AW: Smartcard Support, open system security, law,( certificate sig removed)
Thu Aug 21 18:52:02 2003
-----BEGIN PGP SIGNED MESSAGE-----
> -----Ursprungliche Nachricht-----
> Von: email@example.com [mailto:firstname.lastname@example.org]Im
> Auftrag von Werner Koch
> Gesendet: Donnerstag, 21. August 2003 17:55
> An: email@example.com
> Cc: firstname.lastname@example.org; email@example.com
> Betreff: Re: Smartcard Support, open system security, law,( certificate
> sig removed)
> On Thu, 21 Aug 2003 16:56:10 +0200, thomas schorpp said:
> > im against and dont like using smartcards due to certain
> security flaws with
> > its whole system:
> It has been said at least 42 times: What constitutes a security flaw
> depends on your threat model. So before you talk about it, define
> your threat model.
why? there are enough known side-channels to attack. take a good look at the
pay-tv, moneycard hacker scene...
> > - it makes no sense to protect and provide electronic signatures with
> > strong algorithms and then using weak smartcard pins of 4-6
> decimal digits,
> > this would be the way of the german signature law (SigG) and
> its well known
> > providers regtp (the old bundespost), bmi, tuvit, d-trust...

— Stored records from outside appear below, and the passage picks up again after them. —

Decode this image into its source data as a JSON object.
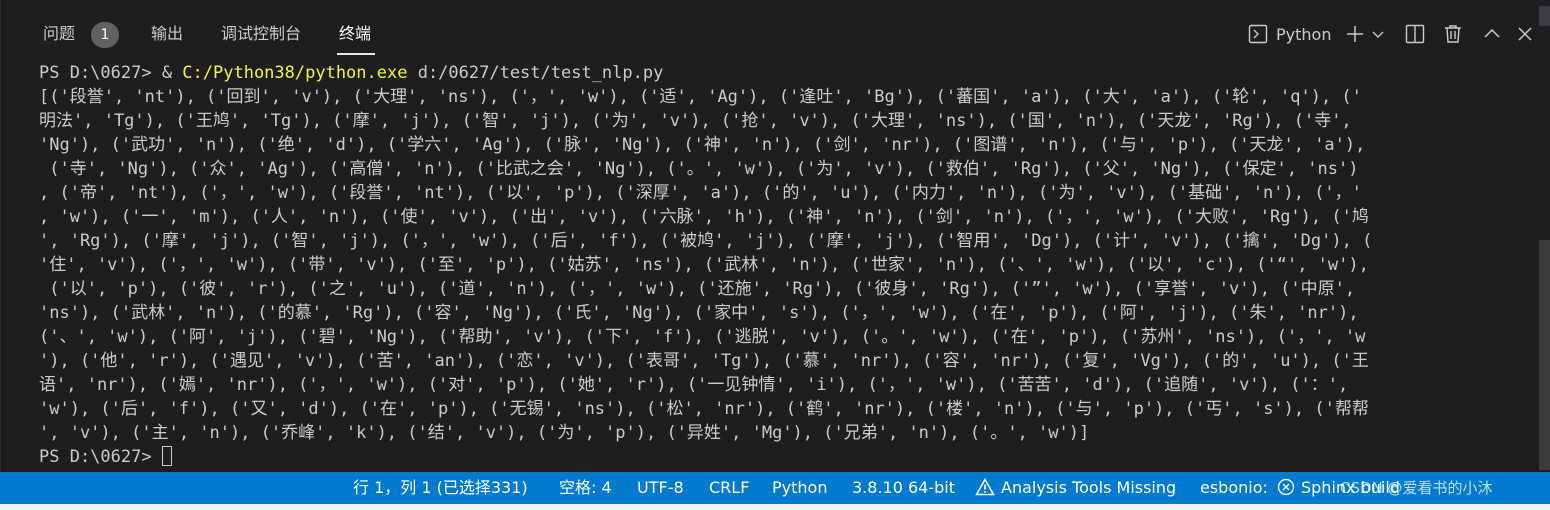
{
  "tabs": {
    "problems_label": "问题",
    "problems_count": "1",
    "output_label": "输出",
    "debug_console_label": "调试控制台",
    "terminal_label": "终端"
  },
  "actions": {
    "terminal_name": "Python",
    "icons": [
      "terminal-icon",
      "plus-icon",
      "chevron-down-icon",
      "split-icon",
      "trash-icon",
      "chevron-up-icon",
      "close-icon"
    ]
  },
  "terminal": {
    "lines": [
      "PS D:\\0627> & ",
      "[('段誉', 'nt'), ('回到', 'v'), ('大理', 'ns'), ('，', 'w'), ('适', 'Ag'), ('逢吐', 'Bg'), ('蕃国', 'a'), ('大', 'a'), ('轮', 'q'), ('",
      "明法', 'Tg'), ('王鸠', 'Tg'), ('摩', 'j'), ('智', 'j'), ('为', 'v'), ('抢', 'v'), ('大理', 'ns'), ('国', 'n'), ('天龙', 'Rg'), ('寺',",
      "'Ng'), ('武功', 'n'), ('绝', 'd'), ('学六', 'Ag'), ('脉', 'Ng'), ('神', 'n'), ('剑', 'nr'), ('图谱', 'n'), ('与', 'p'), ('天龙', 'a'),",
      " ('寺', 'Ng'), ('众', 'Ag'), ('高僧', 'n'), ('比武之会', 'Ng'), ('。', 'w'), ('为', 'v'), ('救伯', 'Rg'), ('父', 'Ng'), ('保定', 'ns')",
      ", ('帝', 'nt'), ('，', 'w'), ('段誉', 'nt'), ('以', 'p'), ('深厚', 'a'), ('的', 'u'), ('内力', 'n'), ('为', 'v'), ('基础', 'n'), ('，'",
      ", 'w'), ('一', 'm'), ('人', 'n'), ('使', 'v'), ('出', 'v'), ('六脉', 'h'), ('神', 'n'), ('剑', 'n'), ('，', 'w'), ('大败', 'Rg'), ('鸠",
      "', 'Rg'), ('摩', 'j'), ('智', 'j'), ('，', 'w'), ('后', 'f'), ('被鸠', 'j'), ('摩', 'j'), ('智用', 'Dg'), ('计', 'v'), ('擒', 'Dg'), (",
      "'住', 'v'), ('，', 'w'), ('带', 'v'), ('至', 'p'), ('姑苏', 'ns'), ('武林', 'n'), ('世家', 'n'), ('、', 'w'), ('以', 'c'), ('“', 'w'),",
      " ('以', 'p'), ('彼', 'r'), ('之', 'u'), ('道', 'n'), ('，', 'w'), ('还施', 'Rg'), ('彼身', 'Rg'), ('”', 'w'), ('享誉', 'v'), ('中原',",
      "'ns'), ('武林', 'n'), ('的慕', 'Rg'), ('容', 'Ng'), ('氏', 'Ng'), ('家中', 's'), ('，', 'w'), ('在', 'p'), ('阿', 'j'), ('朱', 'nr'),",
      "('、', 'w'), ('阿', 'j'), ('碧', 'Ng'), ('帮助', 'v'), ('下', 'f'), ('逃脱', 'v'), ('。', 'w'), ('在', 'p'), ('苏州', 'ns'), ('，', 'w",
      "'), ('他', 'r'), ('遇见', 'v'), ('苦', 'an'), ('恋', 'v'), ('表哥', 'Tg'), ('慕', 'nr'), ('容', 'nr'), ('复', 'Vg'), ('的', 'u'), ('王",
      "语', 'nr'), ('嫣', 'nr'), ('，', 'w'), ('对', 'p'), ('她', 'r'), ('一见钟情', 'i'), ('，', 'w'), ('苦苦', 'd'), ('追随', 'v'), ('：',",
      "'w'), ('后', 'f'), ('又', 'd'), ('在', 'p'), ('无锡', 'ns'), ('松', 'nr'), ('鹤', 'nr'), ('楼', 'n'), ('与', 'p'), ('丐', 's'), ('帮帮",
      "', 'v'), ('主', 'n'), ('乔峰', 'k'), ('结', 'v'), ('为', 'p'), ('异姓', 'Mg'), ('兄弟', 'n'), ('。', 'w')]",
      "PS D:\\0627> "
    ],
    "command_exe": "C:/Python38/python.exe",
    "command_arg": " d:/0627/test/test_nlp.py"
  },
  "status": {
    "selection": "行 1，列 1 (已选择331)",
    "spaces": "空格: 4",
    "encoding": "UTF-8",
    "eol": "CRLF",
    "language": "Python",
    "interpreter": "3.8.10 64-bit",
    "analysis": "Analysis Tools Missing",
    "esbonio": "esbonio:",
    "sphinx": "Sphinx build",
    "watermark": "CSDN @爱看书的小沐"
  },
  "colors": {
    "status_bg": "#007acc",
    "panel_bg": "#1e1e1e",
    "command_highlight": "#f5f543"
  }
}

> The PIN is simply a countermeasure to increase the time window you
> have to relalise that your card has been stolen/abused, to create a
> revocation and distribute that. That's all a PIN is good for.
> Similar for GnuPG's passphrase. Nobody expects any strong security in
> a PIN.
no. i dont agree. the pin protects my electronic signature itsself in a
if it would not be so, we could trash the whole thing.
this is the ec bankcard and creditcard problem.
> > - the cards and its commercial systems will be hacked, loosed,
> > pin-compromised faster than you think.
> Please define commercial system - I guess you mean proprietary system.
> All what you describe above constitutes local attacks requiring
> physical access to the card or reader. There is not much one can do
> about it except for plain old phsical security diligence.
not a problem finding a lost smartcard if they spread next years.
> A smartcard protects very well against any remote key compromise
> attack. It can't protect you from malicious software on the host,
no it wont, search the internet for well documented attacks, a open SW/HW
source box would be much stronger.
insulated debian (embedded) linux...?
> > - the reasonable use of smartcards to protect data requires
> protecting the
> > pin in a encrypted file using a strong passphrase in brain only
> and never to
> This won't help. The box you are using to keep the encrypted file may
> already run malicious software.
the commercial sources YOU prefer to trust here would indeed! (NSAKeys,
a open SW/HW source box would be much stronger.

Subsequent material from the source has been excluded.